L’esame delle risultanze dell’operazione giudiziaria denominata Olimpo condotta dalla Dda di Catanzaro e in particolare i contenuti di fonti tecniche di prova registrate nei giorni antecedenti la tornata elettorale attestano il sostegno prestato dalla locale cosca di ‘ndrangheta a colui che è stato eletto sindaco”, cioè l’avvocato Giovanni Macrì espressione della lista “Forza Tropea”, compagine locale di Forza Italia. La relazione del ministro sottolinea poi che la “Commissione di indagine ha analiticamente esaminato il profilo dei singoli amministratori, ponendo in evidenza un’intricata rete di rapporti parentali e di assidue frequentazioni tra questi ultimi, componenti dell’apparato burocratico ed esponenti delle locali consorterie, sottolineando come tale stato di cose abbia condizionato l’attività amministrativa in favore di ambienti controindicati. In particolare per il sindaco, il vicesindaco e un assessore comunale sono posti in rilievo gli stretti legami per rapporti parentali e assidue frequentazioni intercorrenti con esponenti della locale criminalità organizzata, interessati anche da reati associativi”.

Viene poi citata la foto in cui parenti degli eletti hanno cenato ad una festa assieme alla moglie di un rinviato a giudizio per i delitti di cui all’art. 416 bis. L’immagine dava conto della presenza di Tomasina Certo (ora rinviata a giudizio nell’operazione Olimpo), moglie del boss Tonino La Rosa, al compleanno della moglie del sindaco Giovanni Macrì, in compagnia anche della madre dell’assessore Greta Trecate e della compagna del pluripregiudicato Domenico Polito (condannato a 18 anni di carcere nel maxiprocesso Rinascita Scott).
E anche alcuni dipendenti comunali hanno avuto analoghe frequentazioni.

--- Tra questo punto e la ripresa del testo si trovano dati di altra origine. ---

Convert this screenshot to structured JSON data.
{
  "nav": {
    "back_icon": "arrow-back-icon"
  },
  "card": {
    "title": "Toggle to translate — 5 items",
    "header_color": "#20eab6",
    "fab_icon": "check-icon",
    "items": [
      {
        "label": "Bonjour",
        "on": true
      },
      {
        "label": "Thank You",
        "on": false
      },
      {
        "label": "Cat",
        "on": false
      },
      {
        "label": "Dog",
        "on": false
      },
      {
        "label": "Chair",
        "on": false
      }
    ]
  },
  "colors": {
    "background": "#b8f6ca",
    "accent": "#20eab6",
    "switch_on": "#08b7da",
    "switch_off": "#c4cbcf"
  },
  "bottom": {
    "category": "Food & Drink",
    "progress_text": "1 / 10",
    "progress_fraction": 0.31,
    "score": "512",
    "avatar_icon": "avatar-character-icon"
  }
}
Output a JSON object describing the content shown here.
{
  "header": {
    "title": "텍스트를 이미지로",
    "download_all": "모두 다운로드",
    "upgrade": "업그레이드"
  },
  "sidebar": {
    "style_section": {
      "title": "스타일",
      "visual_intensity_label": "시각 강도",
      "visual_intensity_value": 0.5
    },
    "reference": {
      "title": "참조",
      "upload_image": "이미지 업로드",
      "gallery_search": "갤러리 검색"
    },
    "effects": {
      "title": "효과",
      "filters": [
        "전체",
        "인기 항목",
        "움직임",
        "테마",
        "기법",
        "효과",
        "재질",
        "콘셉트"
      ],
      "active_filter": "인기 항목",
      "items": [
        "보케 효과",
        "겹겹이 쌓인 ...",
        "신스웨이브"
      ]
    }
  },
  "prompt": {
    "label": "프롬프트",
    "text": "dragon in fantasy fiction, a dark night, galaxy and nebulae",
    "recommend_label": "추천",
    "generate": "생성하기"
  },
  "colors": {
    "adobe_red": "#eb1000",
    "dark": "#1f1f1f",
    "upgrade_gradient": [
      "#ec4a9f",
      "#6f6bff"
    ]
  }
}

Il sindaco avrebbe acquistato un’auto di seconda mano da un’anziana signora i cui generi sono esponenti della criminalità organizzata. Tale vicenda per il prefetto “rappresenta un sintomo evidente dell’assoluta vicinanza del sindaco di Tropea agli ambienti della criminalità organizzata, sottolineando che nessun amministratore locale, o aspirante tale, che impronti il proprio operato a principi di integrità porrebbe in essere rapporti commerciali con individui controindicati, fornendo evidente appoggio agli stessi al fine di evitare l’applicazione di misure patrimoniali disposte in loro danno”. Nel caso di specie si tratta di una Audi A6 sottoposta a provvedimenti di sequestro e confisca da parte del Tribunale di Vibo del 2007 in danno del boss Antonio La Rosa, a capo dell’omonimo clan di Tropea.

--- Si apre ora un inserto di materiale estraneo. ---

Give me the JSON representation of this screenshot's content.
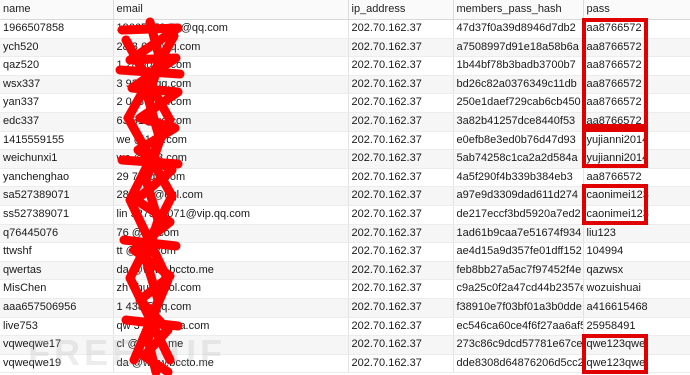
{
  "columns": [
    "name",
    "email",
    "ip_address",
    "members_pass_hash",
    "pass"
  ],
  "rows": [
    {
      "name": "1966507858",
      "email": "19665078 58@qq.com",
      "ip": "202.70.162.37",
      "hash": "47d37f0a39d8946d7db2",
      "pass": "aa8766572"
    },
    {
      "name": "ych520",
      "email": "28 3 63@qq.com",
      "ip": "202.70.162.37",
      "hash": "a7508997d91e18a58b6a",
      "pass": "aa8766572"
    },
    {
      "name": "qaz520",
      "email": "1 285@qq.com",
      "ip": "202.70.162.37",
      "hash": "1b44bf78b3badb3700b7",
      "pass": "aa8766572"
    },
    {
      "name": "wsx337",
      "email": "3 932@qq.com",
      "ip": "202.70.162.37",
      "hash": "bd26c82a0376349c11db",
      "pass": "aa8766572"
    },
    {
      "name": "yan337",
      "email": "2 048@qq.com",
      "ip": "202.70.162.37",
      "hash": "250e1daef729cab6cb450",
      "pass": "aa8766572"
    },
    {
      "name": "edc337",
      "email": "63 31@qq.com",
      "ip": "202.70.162.37",
      "hash": "3a82b41257dce8440f53",
      "pass": "aa8766572"
    },
    {
      "name": "1415559155",
      "email": "we @163.com",
      "ip": "202.70.162.37",
      "hash": "e0efb8e3ed0b76d47d93",
      "pass": "yujianni2014"
    },
    {
      "name": "weichunxi1",
      "email": "we @163.com",
      "ip": "202.70.162.37",
      "hash": "5ab74258c1ca2a2d584a",
      "pass": "yujianni2014"
    },
    {
      "name": "yanchenghao",
      "email": "29 7@qq.com",
      "ip": "202.70.162.37",
      "hash": "4a5f290f4b339b384eb3",
      "pass": "aa8766572"
    },
    {
      "name": "sa527389071",
      "email": "28 4 03@qql.com",
      "ip": "202.70.162.37",
      "hash": "a97e9d3309dad611d274",
      "pass": "caonimei123"
    },
    {
      "name": "ss527389071",
      "email": "lin 527389071@vip.qq.com",
      "ip": "202.70.162.37",
      "hash": "de217eccf3bd5920a7ed2",
      "pass": "caonimei123"
    },
    {
      "name": "q76445076",
      "email": "76 @qq.com",
      "ip": "202.70.162.37",
      "hash": "1ad61b9caa7e51674f934",
      "pass": "liu123"
    },
    {
      "name": "ttwshf",
      "email": "tt @1 3.com",
      "ip": "202.70.162.37",
      "hash": "ae4d15a9d357fe01dff152",
      "pass": "104994"
    },
    {
      "name": "qwertas",
      "email": "da @www.bccto.me",
      "ip": "202.70.162.37",
      "hash": "feb8bb27a5ac7f97452f4e",
      "pass": "qazwsx"
    },
    {
      "name": "MisChen",
      "email": "zh shui@aol.com",
      "ip": "202.70.162.37",
      "hash": "c9a25c0f2a47cd44b2357e",
      "pass": "wozuishuai"
    },
    {
      "name": "aaa657506956",
      "email": "1 438@qq.com",
      "ip": "202.70.162.37",
      "hash": "f38910e7f03bf01a3b0dde",
      "pass": "a416615468"
    },
    {
      "name": "live753",
      "email": "qw 3 11@sina.com",
      "ip": "202.70.162.37",
      "hash": "ec546ca60ce4f6f27aa6af5",
      "pass": "25958491"
    },
    {
      "name": "vqweqwe17",
      "email": "cl @bccto.me",
      "ip": "202.70.162.37",
      "hash": "273c86c9dcd57781e67ce",
      "pass": "qwe123qwe"
    },
    {
      "name": "vqweqwe19",
      "email": "da @www.bccto.me",
      "ip": "202.70.162.37",
      "hash": "dde8308d64876206d5cc2",
      "pass": "qwe123qwe"
    }
  ],
  "watermark": "FREEBUF",
  "colors": {
    "scribble": "#ff0000",
    "box": "#e00000"
  }
}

Il comune di Tropea ricade poi negli enti comunali che hanno fatto ricorso a ditte poi rivelatesi collegate alla “locale di Mileto” durante l’operazione “Maestrale-Cartago”. Collegate, “anche se non formalmente facenti parte della stessa organizzazione mafiosa”.

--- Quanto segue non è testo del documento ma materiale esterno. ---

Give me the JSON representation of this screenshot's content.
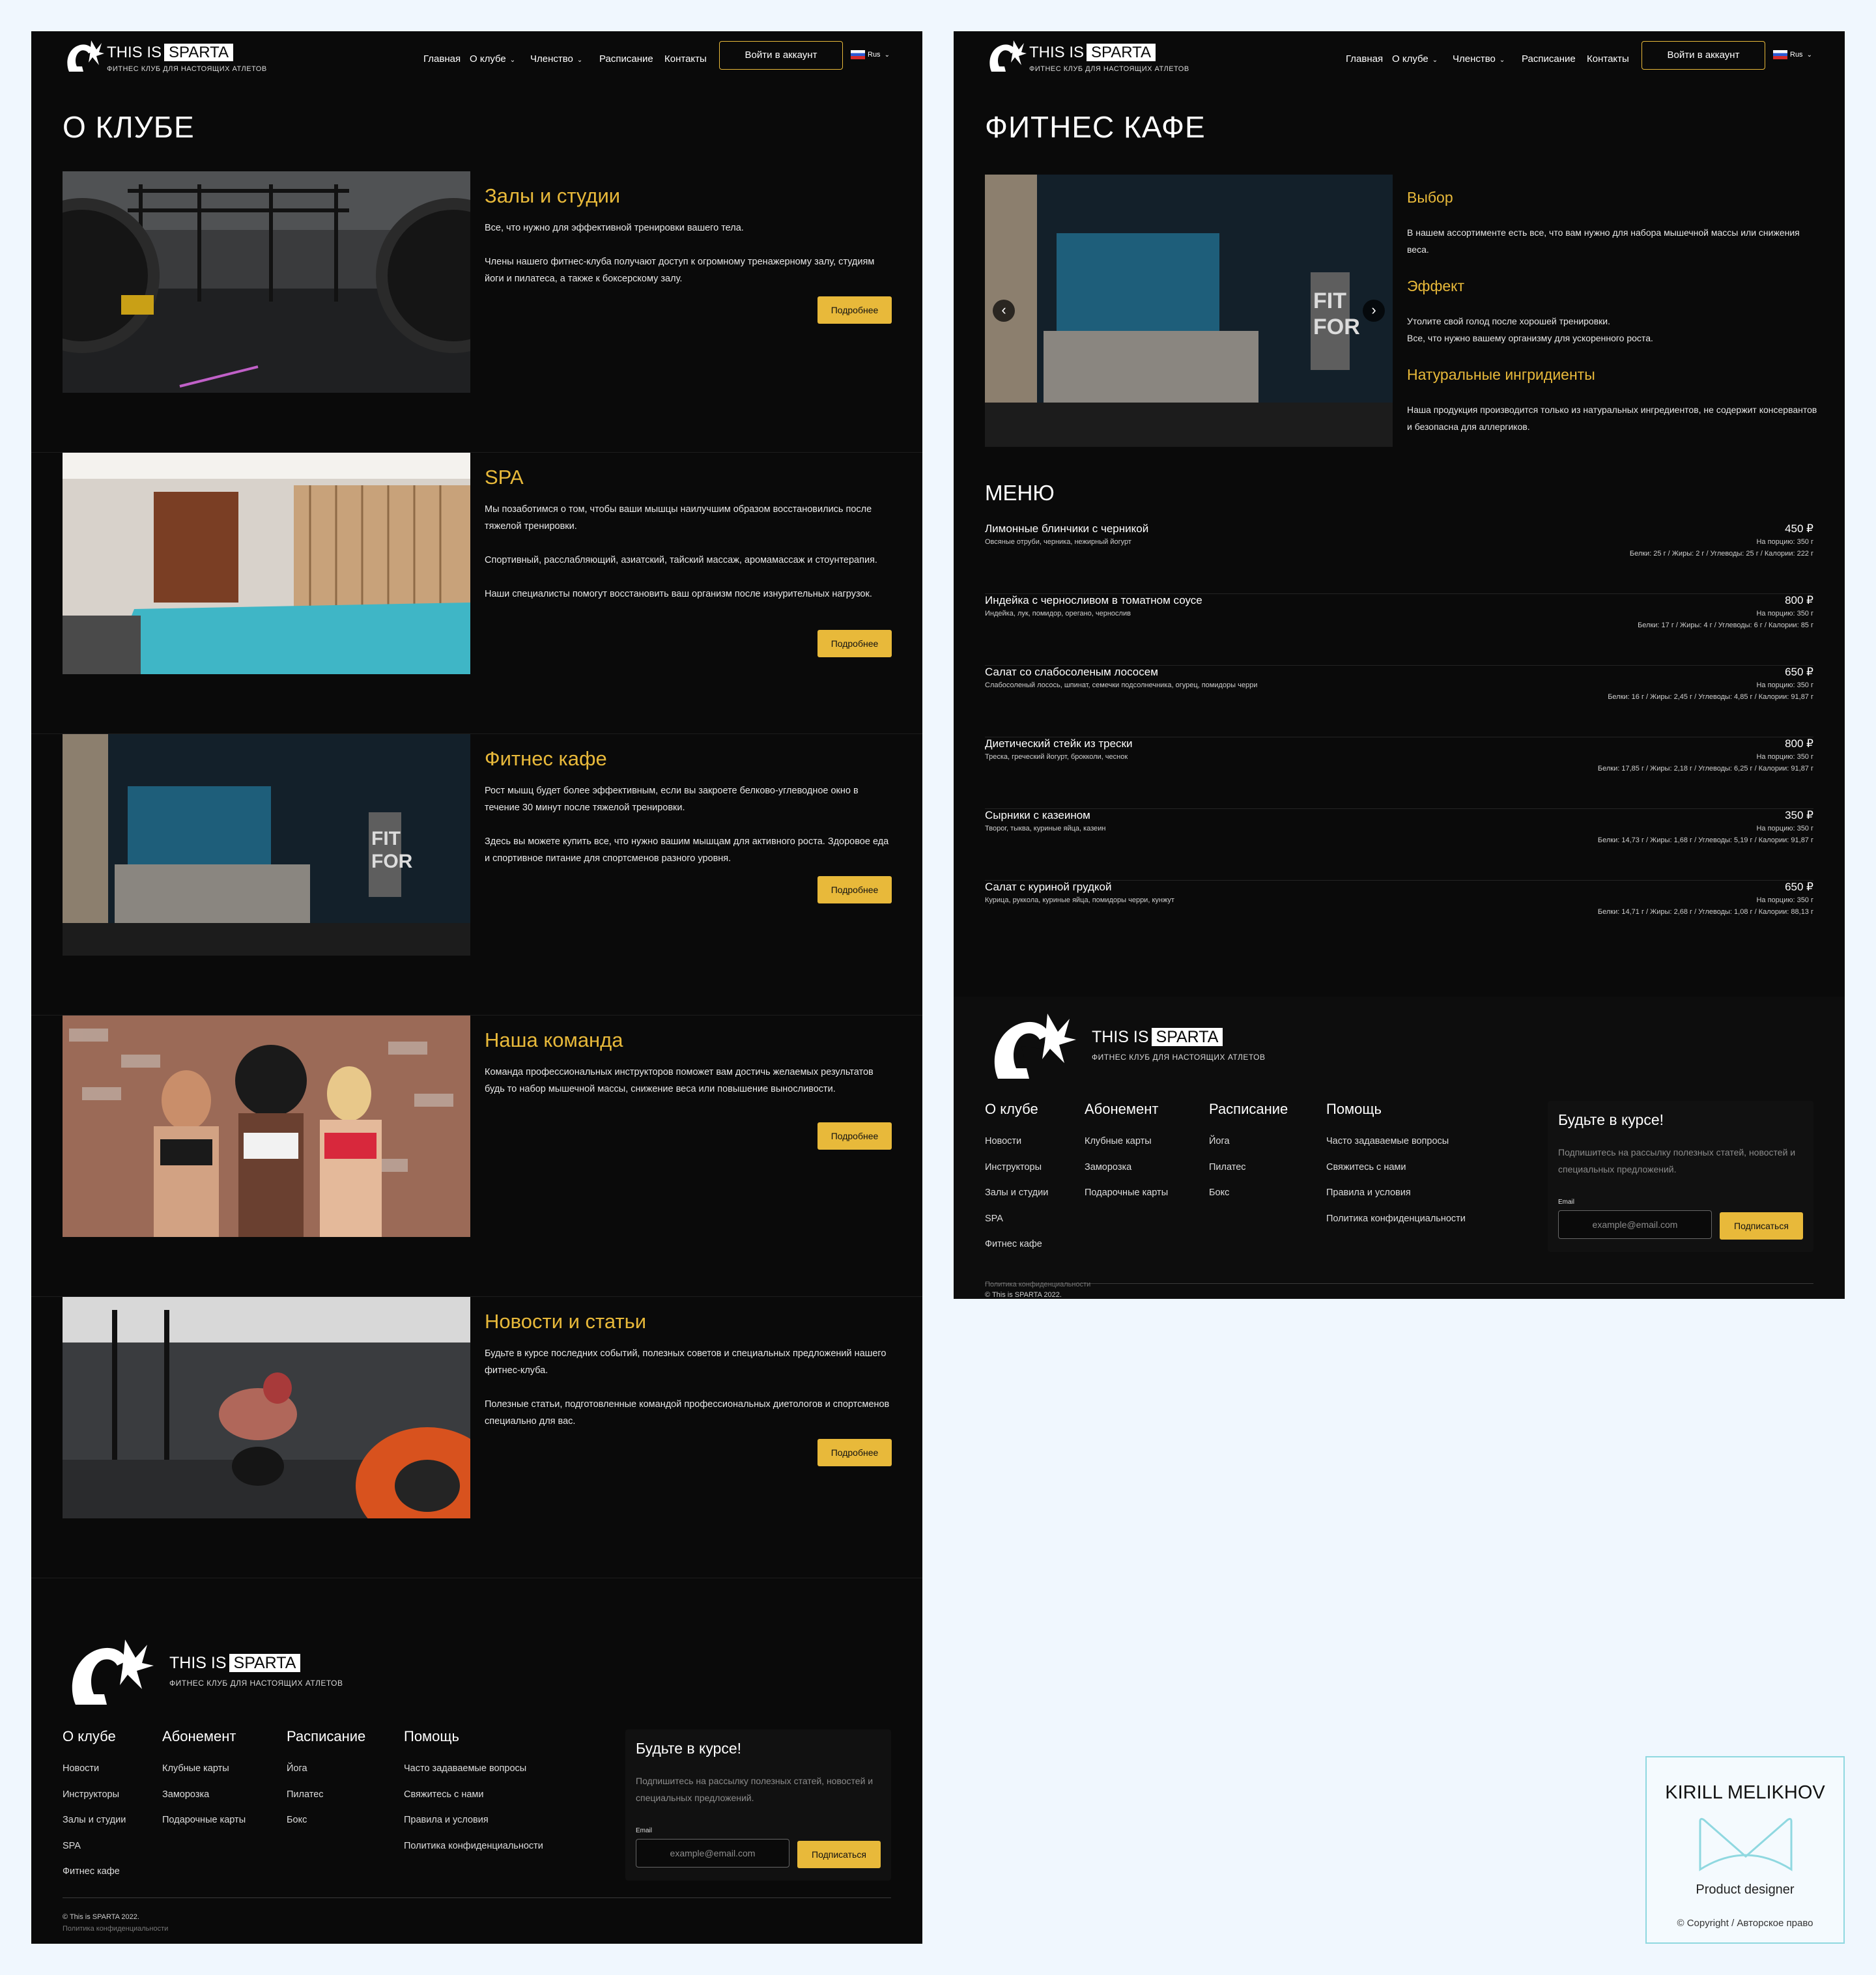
{
  "brand": {
    "logo_this_is": "THIS IS",
    "logo_sparta": "SPARTA",
    "tagline": "ФИТНЕС КЛУБ ДЛЯ НАСТОЯЩИХ АТЛЕТОВ"
  },
  "nav": {
    "home": "Главная",
    "about": "О клубе",
    "membership": "Членство",
    "schedule": "Расписание",
    "contacts": "Контакты",
    "login": "Войти в аккаунт",
    "lang": "Rus"
  },
  "about_page": {
    "title": "О КЛУБЕ",
    "more_label": "Подробнее",
    "sections": [
      {
        "title": "Залы и студии",
        "p1": "Все, что нужно для эффективной тренировки вашего  тела.",
        "p2": "Члены нашего фитнес-клуба получают доступ к огромному тренажерному залу, студиям йоги и пилатеса, а также к боксерскому залу.",
        "p3": ""
      },
      {
        "title": "SPA",
        "p1": "Мы позаботимся о том, чтобы ваши мышцы наилучшим образом восстановились после тяжелой тренировки.",
        "p2": "Спортивный, расслабляющий, азиатский, тайский массаж, аромамассаж и стоунтерапия.",
        "p3": "Наши специалисты помогут восстановить ваш организм после изнурительных нагрузок."
      },
      {
        "title": "Фитнес кафе",
        "p1": "Рост мышц будет более эффективным, если вы закроете белково-углеводное окно в течение 30 минут после тяжелой тренировки.",
        "p2": "Здесь вы можете купить все, что нужно вашим мышцам для активного роста. Здоровое еда и спортивное питание для спортсменов разного уровня.",
        "p3": ""
      },
      {
        "title": "Наша команда",
        "p1": "Команда профессиональных инструкторов поможет вам достичь желаемых результатов будь то набор мышечной массы, снижение веса или повышение выносливости.",
        "p2": "",
        "p3": ""
      },
      {
        "title": "Новости и статьи",
        "p1": "Будьте в курсе последних событий, полезных советов и специальных предложений нашего фитнес-клуба.",
        "p2": "Полезные статьи, подготовленные командой профессиональных диетологов и спортсменов специально для вас.",
        "p3": ""
      }
    ]
  },
  "cafe_page": {
    "title": "ФИТНЕС КАФЕ",
    "slider": {
      "prev": "‹",
      "next": "›",
      "active_slide": 1,
      "slides": 2
    },
    "side": [
      {
        "title": "Выбор",
        "text": "В нашем ассортименте есть все, что вам нужно для набора мышечной массы или снижения веса."
      },
      {
        "title": "Эффект",
        "text": "Утолите свой голод после хорошей тренировки.\nВсе, что нужно вашему организму для ускоренного роста."
      },
      {
        "title": "Натуральные ингридиенты",
        "text": "Наша продукция производится только из натуральных ингредиентов, не содержит консервантов и безопасна для аллергиков."
      }
    ],
    "menu_title": "МЕНЮ",
    "menu": [
      {
        "name": "Лимонные блинчики с черникой",
        "ingredients": "Овсяные отруби, черника, нежирный йогурт",
        "price": "450 ₽",
        "portion": "На порцию: 350 г",
        "nutrition": "Белки: 25 г / Жиры: 2 г / Углеводы: 25 г / Калории: 222 г"
      },
      {
        "name": "Индейка с черносливом в томатном соусе",
        "ingredients": "Индейка, лук, помидор, орегано, чернослив",
        "price": "800 ₽",
        "portion": "На порцию: 350 г",
        "nutrition": "Белки: 17 г / Жиры: 4 г / Углеводы: 6 г / Калории: 85 г"
      },
      {
        "name": "Салат со слабосоленым лососем",
        "ingredients": "Слабосоленый лосось, шпинат, семечки подсолнечника, огурец, помидоры черри",
        "price": "650 ₽",
        "portion": "На порцию: 350 г",
        "nutrition": "Белки: 16 г / Жиры: 2,45 г / Углеводы: 4,85 г / Калории: 91,87 г"
      },
      {
        "name": "Диетический стейк из трески",
        "ingredients": "Треска, греческий йогурт, брокколи, чеснок",
        "price": "800 ₽",
        "portion": "На порцию: 350 г",
        "nutrition": "Белки: 17,85 г / Жиры: 2,18 г / Углеводы: 6,25 г / Калории: 91,87 г"
      },
      {
        "name": "Сырники с казеином",
        "ingredients": "Творог, тыква, куриные яйца, казеин",
        "price": "350 ₽",
        "portion": "На порцию: 350 г",
        "nutrition": "Белки: 14,73 г / Жиры: 1,68 г / Углеводы: 5,19 г / Калории: 91,87 г"
      },
      {
        "name": "Салат с куриной грудкой",
        "ingredients": "Курица, руккола, куриные яйца, помидоры черри, кунжут",
        "price": "650 ₽",
        "portion": "На порцию: 350 г",
        "nutrition": "Белки: 14,71 г / Жиры: 2,68 г / Углеводы: 1,08 г / Калории: 88,13 г"
      }
    ]
  },
  "footer": {
    "cols": [
      {
        "title": "О клубе",
        "items": [
          "Новости",
          "Инструкторы",
          "Залы и студии",
          "SPA",
          "Фитнес кафе"
        ]
      },
      {
        "title": "Абонемент",
        "items": [
          "Клубные карты",
          "Заморозка",
          "Подарочные карты"
        ]
      },
      {
        "title": "Расписание",
        "items": [
          "Йога",
          "Пилатес",
          "Бокс"
        ]
      },
      {
        "title": "Помощь",
        "items": [
          "Часто задаваемые вопросы",
          "Свяжитесь с нами",
          "Правила и условия",
          "Политика конфиденциальности"
        ]
      }
    ],
    "newsletter": {
      "title": "Будьте в курсе!",
      "text": "Подпишитесь на рассылку полезных статей, новостей и специальных предложений.",
      "email_label": "Email",
      "email_placeholder": "example@email.com",
      "button": "Подписаться"
    },
    "copyright": "© This is SPARTA 2022.",
    "privacy": "Политика конфиденциальности"
  },
  "designer_card": {
    "name": "KIRILL MELIKHOV",
    "role": "Product designer",
    "copyright": "© Copyright / Авторское право"
  },
  "colors": {
    "accent": "#e8b93a",
    "background": "#0a0a0a",
    "canvas": "#f0f7fe",
    "card_border": "#8fd8e0"
  }
}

Un’altra motivazione è quella relativa ai molteplici affidamenti sotto soglia alla medesima ditta per la gestione ordinaria e straordinaria della rete idrica, per eludere l’obbligo di indizione di una procedura comparativa. Nell’appalto per la conduzione, gestione e manutenzione del sistema depurativo Argani, il bando del comune prevedeva che la ditta operasse esclusivamrnte con propri mezzi e personale. Ma la ditta, senza autorizzazione del comune (sic!), ha appaltato alcuni lavori a svariate ditte.
Una di queste svariate ditte era destinataria di un’interdittiva mentre un’altra di un deposito di fermo.

Un abuso di procedure di affidamento diretto sotto soglia, insomma, perché l’amministrazione ha usato questa forma troppe volte con due ditte in particolare (110 con la prima e 68 con la seconda, cioè quasi 2 affidamenti al mese per una e più di una al mese per l’altra).

Questo il passaggio testuale nella relazione del Ministro: “… Nel corso dell’attuale consiliatura l’amministrazione ha effettuato più di 110 affidamenti diretti in favore di una stessa ditta e 61 affidamenti in favore di altra impresa senza che siano state disposte gare”. Ulteriori affidamenti diretti sono stati disposti in favore di un “ristorante per lo svolgimento di cene istituzionali. La titolare dell’attività – ricorda la relazione del ministro – è coniugata con un pregiudicato, gestore di fatto del ristorante, tratto in arresto per associazione a delinquere di tipo mafioso. Tali affidamenti sono stati disposti sebbene fosse diffusamente noto che l’esercizio commerciale era luogo di abituale ritrovo di soggetti appartenenti alla locale cosca ed utilizzato come luogo di incontri per meeting criminali. Come rilevato dal prefetto, gli amministratori dell’ente, ed il sindaco in primis, non hanno posto in essere alcun intervento volto ad evitare che si procedesse sempre agli affidamenti diretti mediante contrattazione con un unico operatore economico ed a favorire, invece, le procedure di evidenza pubblica, soprattutto in un contesto ambientale assai delicato come quello di Tropea. La stessa commissione d’indagine ha al riguardo posto in rilievo come in tale settore sia stato constatato un deciso intervento del vertice politico con una sorta di “sovrintendenza’ sui lavori e sulle opere eseguite che attesta oltre alla conoscenza da parte dello stesso primo cittadino delle dinamiche sottese a tale strategico ambito di attività anche un’illegittima ingerenza dell’organo politico nelle attività di competenza dell’apparato burocratico”.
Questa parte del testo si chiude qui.